A Judge's Order Freeing Mahmoud Khalil Is Yet Another Loss for the Trump Administration's Immigration Agenda
A federal judge didn't buy the Trump administration's claims about why it was keeping Khalil in an federal immigration detention center.

A federal judge ordered the release of Mahmoud Khalil from an Immigration and Customs Enforcement (ICE) detention center in Louisiana on Friday, three months after Khalil became a major target of the Trump administration's campaign to deport student visa holders for speaking in favor of Palestine and participating in pro-Palestine protests.
U.S. District Judge Michael Farbiarz of the District of New Jersey found that Khalil posed little to no flight risk and that his ongoing detention was unusual enough to plausibly suggest, as Khalil's lawyers argued, that he was being targeted for his political speech.
"There is at least something to the underlying claim that there is an effort to use the immigration charge here to punish Mr. Khalil," Farbiarz said. "And of course that would be unconstitutional."
Farbiarz rejected a request by Justice Department lawyers to stay his order to give the government time to appeal, and instead said he would order Khalil to be immediately released and allowed to return to New York, where his wife and newborn child, both U.S. citizens, live.
"After more than three months we can finally breathe a sigh of relief and know that Mahmoud is on his way home to me and Deen, who never should have been separated from his father," Noor Abdalla, Khalil's wife, said in a New York Civil Liberties Union press release. "We know this ruling does not begin to address the injustices the Trump administration has brought upon our family, and so many others the government is trying to silence for speaking out against Israel's ongoing genocide against Palestinians. But today we are celebrating Mahmoud coming back to New York to be reunited with our little family, and the community that has supported us since the day he was unjustly taken for speaking out for Palestinian freedom."
Khalil still faces deportation, but his ordered release from custody is another embarrassing loss for President Donald Trump's immigration crackdown, which the president is losing in both the legal courts and the court of public opinion.
"I think we can say that Donald Trump has lost the political battle when it comes to what's happened in Los Angeles," CNN's Harry Enten said on Friday, pointing to recent polling showing the Trump adminstration's recent actions in Los Angeles had a net approval rating of negative 15 points (negative 24 points among independents). Meanwhile, ICE's popularity has declined, with 54 percent of the poll's respondents disapproving of workplace raids.
Polling shows that Trump's lost the political battle over the LA protests, even as immigration had been his best issue.

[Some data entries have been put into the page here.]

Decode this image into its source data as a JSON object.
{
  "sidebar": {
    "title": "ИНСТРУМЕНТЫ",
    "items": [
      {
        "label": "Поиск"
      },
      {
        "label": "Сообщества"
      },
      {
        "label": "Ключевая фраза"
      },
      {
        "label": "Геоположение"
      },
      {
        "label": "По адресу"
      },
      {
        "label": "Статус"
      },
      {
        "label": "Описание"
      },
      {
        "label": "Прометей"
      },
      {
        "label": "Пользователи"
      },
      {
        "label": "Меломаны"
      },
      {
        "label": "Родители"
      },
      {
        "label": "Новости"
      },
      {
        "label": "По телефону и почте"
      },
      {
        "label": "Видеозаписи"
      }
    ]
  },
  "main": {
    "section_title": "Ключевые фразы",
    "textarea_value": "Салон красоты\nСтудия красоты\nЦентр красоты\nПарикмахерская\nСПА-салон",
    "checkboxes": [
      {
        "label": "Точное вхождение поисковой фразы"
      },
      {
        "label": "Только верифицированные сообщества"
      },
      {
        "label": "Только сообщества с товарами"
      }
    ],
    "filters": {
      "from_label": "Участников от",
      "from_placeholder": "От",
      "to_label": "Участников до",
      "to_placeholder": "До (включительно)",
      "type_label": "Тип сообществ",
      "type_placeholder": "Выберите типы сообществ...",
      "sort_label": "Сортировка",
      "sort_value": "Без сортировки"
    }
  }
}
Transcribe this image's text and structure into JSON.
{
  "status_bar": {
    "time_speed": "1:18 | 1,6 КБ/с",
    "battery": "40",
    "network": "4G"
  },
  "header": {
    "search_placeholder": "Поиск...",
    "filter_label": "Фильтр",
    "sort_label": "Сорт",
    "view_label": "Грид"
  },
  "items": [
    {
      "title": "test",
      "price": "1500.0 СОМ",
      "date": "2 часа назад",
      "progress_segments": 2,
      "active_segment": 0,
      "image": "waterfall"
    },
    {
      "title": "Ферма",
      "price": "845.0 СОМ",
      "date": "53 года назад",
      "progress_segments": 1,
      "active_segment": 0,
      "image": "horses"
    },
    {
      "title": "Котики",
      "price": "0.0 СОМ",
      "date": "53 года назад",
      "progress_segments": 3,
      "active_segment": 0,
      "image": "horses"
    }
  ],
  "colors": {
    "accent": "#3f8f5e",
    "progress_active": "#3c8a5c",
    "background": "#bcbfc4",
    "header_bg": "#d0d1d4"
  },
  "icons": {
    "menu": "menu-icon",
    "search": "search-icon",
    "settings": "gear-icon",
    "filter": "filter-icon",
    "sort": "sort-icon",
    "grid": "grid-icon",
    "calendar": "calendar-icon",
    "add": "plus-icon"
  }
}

His net approval on LA (-15 pt & with indies -24 pt) is way underwater.
Further, ICE's popularity has fallen with -9 pt net approval on more workplace raids. pic.twitter.com/k8TTbYonfD
— (((Harry Enten))) (@ForecasterEnten) June 20, 2025
Khalil, who was arrested in Manhattan on March 8, has not been charged with a crime. Instead, the government has sought his removal under a statute that allows the secretary of state to deport foreign nationals whose activities "would have potentially serious adverse foreign policy consequences for the United States."
Secretary of State Marco Rubio claimed in a memo that Khalil had participated in "antisemitic protests" that "foster[ed] a hostile environment for Jewish students."
Khalil denies being anti-Semitic, and his lawyers say his arrest, visa revocation, and ongoing detention are all an unconstitutional campaign to punish him for protected First Amendment activity.
Farbiarz's ruling freeing Khalil was not a surprise. A week ago, he issued a preliminary injunction barring the government from removing Khalil from the country based on Rubio's determination that he was a threat to U.S. foreign policy interests. Although the government additionally accused Khalil after the fact of omitting information from his visa application, Farbiarz found that Khalil's detention was almost certainly driven by Rubio's determination, which was causing Khalil irreparable harm by chilling his free speech and damaging his career and reputation.
The Trump administration's other high-profile cases against foreign students have suffered similar fates.
Georgetown University graduate student Badar Khan Suri was detained in March and freed on May 14. Romeysa Ozturk, a Tufts University graduate student, was arrested on March 25 for cowriting an anti-Israel op-ed in her school's newspaper, but a judge ordered her released on May 9, finding that her continued detention "potentially chills the speech of the millions and millions of people in this country who are not citizens." Columbia student Mohsen Mahdawi was detained at his U.S. citizenship interview but released on April 30.